Hurst was invited to the 2018 NFL Combine, but could not participate after being diagnosed with a heart condition. Despite the condition, he was cleared to play football and participate in Michigan's pro day. Hurst was projected to be anywhere from the top 5 to a mid first-round pick, but due to his heart condition, his draft stock plummeted.

Pre-draft measurables
| Height | Weight | Arm length | Hand span | Wingspan | 40-yard dash | 10-yard split | 20-yard split | 20-yard shuttle | Three-cone drill | Vertical jump | Broad jump | Bench press |
| 6 ft 1+1⁄4 in (1.86 m) | 292 lb (132 kg) | 32 in (0.81 m) | 9+1⁄2 in (0.24 m) | 6 ft 4+7⁄8 in (1.95 m) | 4.98 s | 1.73 s | 2.76 s | 4.59 s | 7.71 s | 31.0 in (0.79 m) | 8 ft 8 in (2.64 m) | 29 reps |
All values from NFL Combine/Pro Day

===Oakland / Las Vegas Raiders===
Hurst was selected by the Oakland Raiders in the fifth round (140th overall) of the 2018 NFL draft. In Week 2 of his rookie season, he recorded his first career sack against the Denver Broncos. In Week 4 against the Cleveland Browns, Hurst sacked quarterback Baker Mayfield in a 45–42 overtime win. In Week 10 against the Los Angeles Chargers, Hurst made his third sack of the season off quarterback Philip Rivers in a 20–6 loss. In Week 11 against the Arizona Cardinals, Hurst sacked Josh Rosen in a 23–21 win. He received an overall grade of 72.4 from Pro Football Focus in 2018, which ranked as the 46th highest grade among all qualifying interior defenders.

In week 5 of the 2019 season against the Chicago Bears, Hurst sacked quarterback Chase Daniel twice in the 24–21 win. In week 9 against the Detroit Lions, Hurst recovered a fumble lost by Matthew Stafford in the 31–24 win. In week 11 against the Cincinnati Bengals, Hurst recovered a fumble forced by teammate Maxx Crosby on Ryan Finley in the 17–10 win. In week 14 against the Tennessee Titans, Hurst recorded his first career interception off a pass thrown by Ryan Tannehill and made a 55-yard return during the 42–21 loss.

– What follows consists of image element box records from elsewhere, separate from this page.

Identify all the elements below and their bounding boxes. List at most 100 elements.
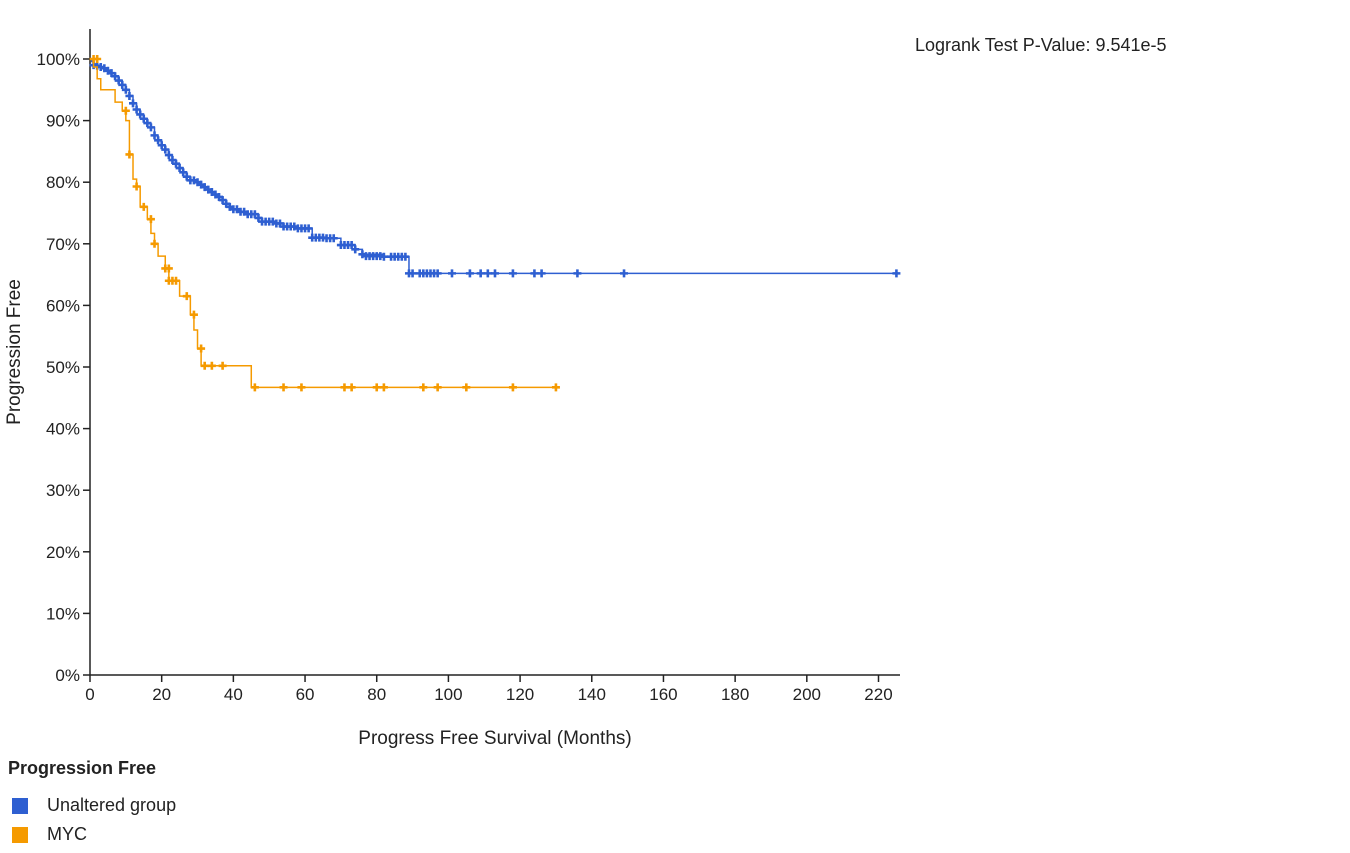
censor-mark (372, 383, 381, 392)
censor-mark (892, 269, 901, 278)
censor-mark (620, 269, 629, 278)
legend-label-unaltered: Unaltered group (47, 795, 177, 815)
censor-mark (172, 276, 181, 285)
y-tick-label: 50% (46, 358, 80, 377)
legend-label-myc: MYC (47, 824, 87, 844)
x-tick-label: 180 (721, 685, 749, 704)
censor-mark (551, 383, 560, 392)
censor-mark (347, 241, 356, 250)
y-tick-label: 60% (46, 296, 80, 315)
censor-mark (573, 269, 582, 278)
censor-mark (508, 269, 517, 278)
legend-title: Progression Free (8, 758, 157, 778)
censor-mark (465, 269, 474, 278)
censor-mark (125, 91, 134, 100)
series-layer (89, 55, 901, 392)
legend: Progression Free Unaltered group MYC (8, 758, 408, 849)
censor-mark (129, 99, 138, 108)
censor-mark (157, 141, 166, 150)
censor-mark (207, 361, 216, 370)
censor-mark (179, 168, 188, 177)
censor-mark (347, 383, 356, 392)
x-tick-label: 100 (434, 685, 462, 704)
censor-mark (93, 55, 102, 63)
censor-mark (329, 234, 338, 243)
censor-mark (351, 245, 360, 254)
censor-mark (189, 310, 198, 319)
censor-mark (419, 383, 428, 392)
censor-mark (164, 264, 173, 273)
legend-item-unaltered[interactable]: Unaltered group (8, 791, 408, 820)
x-tick-label: 40 (224, 685, 243, 704)
censor-mark (379, 252, 388, 261)
censor-mark (530, 269, 539, 278)
y-tick-label: 70% (46, 235, 80, 254)
censor-mark (304, 224, 313, 233)
x-tick-label: 200 (793, 685, 821, 704)
series-myc (89, 55, 560, 392)
censor-mark (139, 114, 148, 123)
x-tick-label: 20 (152, 685, 171, 704)
x-tick-label: 140 (578, 685, 606, 704)
censor-mark (175, 164, 184, 173)
censor-mark (150, 131, 159, 140)
censor-mark (433, 269, 442, 278)
series-line-unaltered-group (90, 58, 900, 275)
x-tick-label: 60 (296, 685, 315, 704)
censor-mark (136, 110, 145, 119)
censor-mark (164, 151, 173, 160)
survival-chart: 0% 10% 20% 30% 40% 50% 60% 70% 80% 90% 100% 0 20 40 6… (4, 29, 1167, 749)
x-axis: 0 20 40 60 80 100 120 140 160 180 200 220 (85, 674, 900, 704)
censor-mark (218, 361, 227, 370)
y-tick-label: 100% (37, 50, 80, 69)
censor-mark (143, 119, 152, 128)
x-tick-label: 120 (506, 685, 534, 704)
censor-mark (132, 105, 141, 114)
censor-mark (401, 252, 410, 261)
censor-mark (121, 106, 130, 115)
censor-mark (447, 269, 456, 278)
censor-mark (150, 239, 159, 248)
series-line-myc (90, 58, 556, 389)
censor-mark (125, 150, 134, 159)
censor-mark (379, 383, 388, 392)
censor-mark (111, 72, 120, 81)
y-tick-label: 20% (46, 543, 80, 562)
censor-mark (483, 269, 492, 278)
y-tick-label: 30% (46, 481, 80, 500)
censor-mark (491, 269, 499, 278)
censor-mark (172, 159, 181, 168)
x-tick-label: 80 (367, 685, 386, 704)
censor-mark (250, 383, 259, 392)
censor-mark (146, 123, 155, 132)
censor-mark (118, 80, 127, 89)
legend-swatch-myc (12, 826, 28, 843)
x-tick-label: 220 (864, 685, 892, 704)
x-tick-label: 160 (649, 685, 677, 704)
censor-mark (114, 76, 123, 85)
censor-mark (161, 145, 170, 154)
censor-mark (462, 383, 471, 392)
legend-swatch-unaltered (12, 797, 28, 814)
x-tick-label: 0 (85, 685, 94, 704)
x-axis-title: Progress Free Survival (Months) (358, 728, 631, 749)
logrank-pvalue: Logrank Test P-Value: 9.541e-5 (915, 35, 1167, 55)
y-tick-label: 40% (46, 420, 80, 439)
y-tick-label: 90% (46, 112, 80, 131)
censor-mark (146, 215, 155, 224)
censor-mark (408, 269, 417, 278)
censor-mark (154, 136, 163, 145)
censor-mark (279, 383, 288, 392)
censor-mark (139, 202, 148, 211)
legend-item-myc[interactable]: MYC (8, 820, 408, 849)
censor-mark (508, 383, 517, 392)
y-tick-label: 0% (55, 666, 80, 685)
censor-mark (200, 361, 209, 370)
censor-mark (132, 182, 141, 191)
series-unaltered-group (89, 58, 901, 278)
censor-mark (197, 344, 206, 353)
censor-mark (476, 269, 485, 278)
censor-mark (121, 85, 130, 94)
censor-mark (297, 383, 306, 392)
y-tick-label: 80% (46, 173, 80, 192)
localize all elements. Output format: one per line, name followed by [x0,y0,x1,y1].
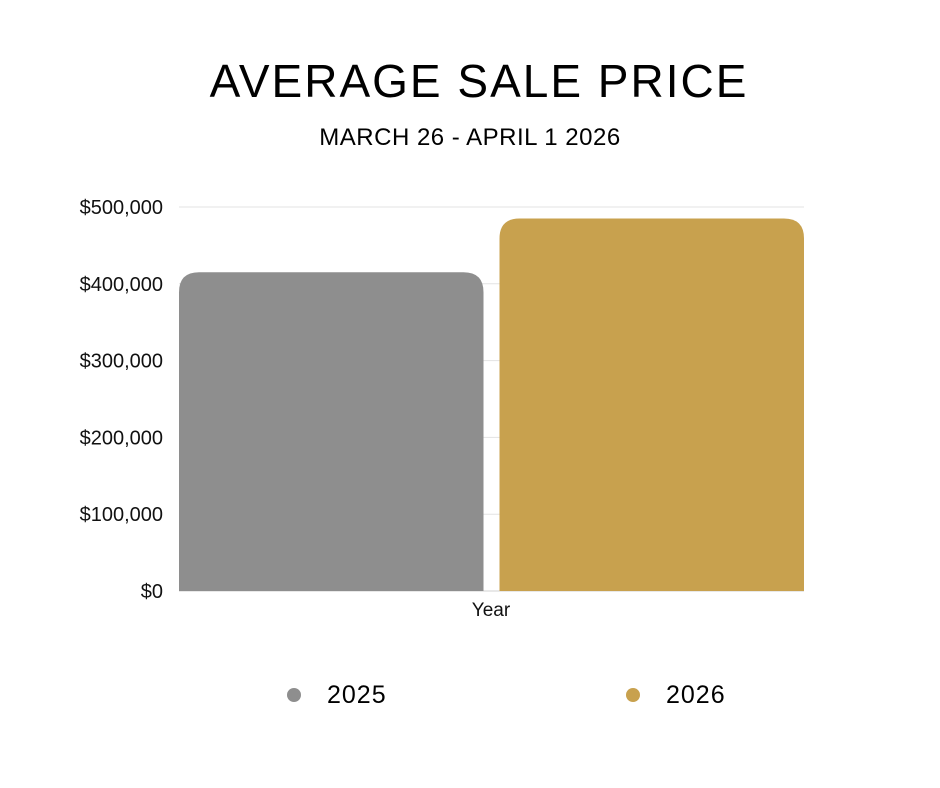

Hurst was placed on the reserve/COVID-19 list by the Raiders on October 6, 2020, and activated from the list on October 20. Hurst was waived after the season on April 15, 2021.

===San Francisco 49ers===
On April 23, 2021, Hurst signed a one-year contract with the San Francisco 49ers. He was placed on injured reserve on September 1, 2021. He was activated from injured reserve on October 2.

On March 10, 2022, Hurst re-signed with the 49ers. He was released by the team on April 11, but re-signed on a one-year deal the same day. He was placed on injured reserve on August 1, 2022 with a torn bicep, ending his season.

===Cleveland Browns===
On March 18, 2023, Hurst signed a one-year contract with the Browns. He played in 13 games, recording 22 tackles, 1.5 sacks, three passes defensed and an interception.

On March 15, 2024, Hurst re-signed with the Browns. He suffered an ankle injury in Week 1 and was placed on injured reserve on September 11, 2024. Hurst was activated on October 12.

On December 10, 2025, Hurst was signed to Cleveland's practice squad.

===Washington Commanders===
On August 18, 2026, Hurst signed with the Washington Commanders. On August 30, he was waived as part of final roster cuts before the start of the 2026 season.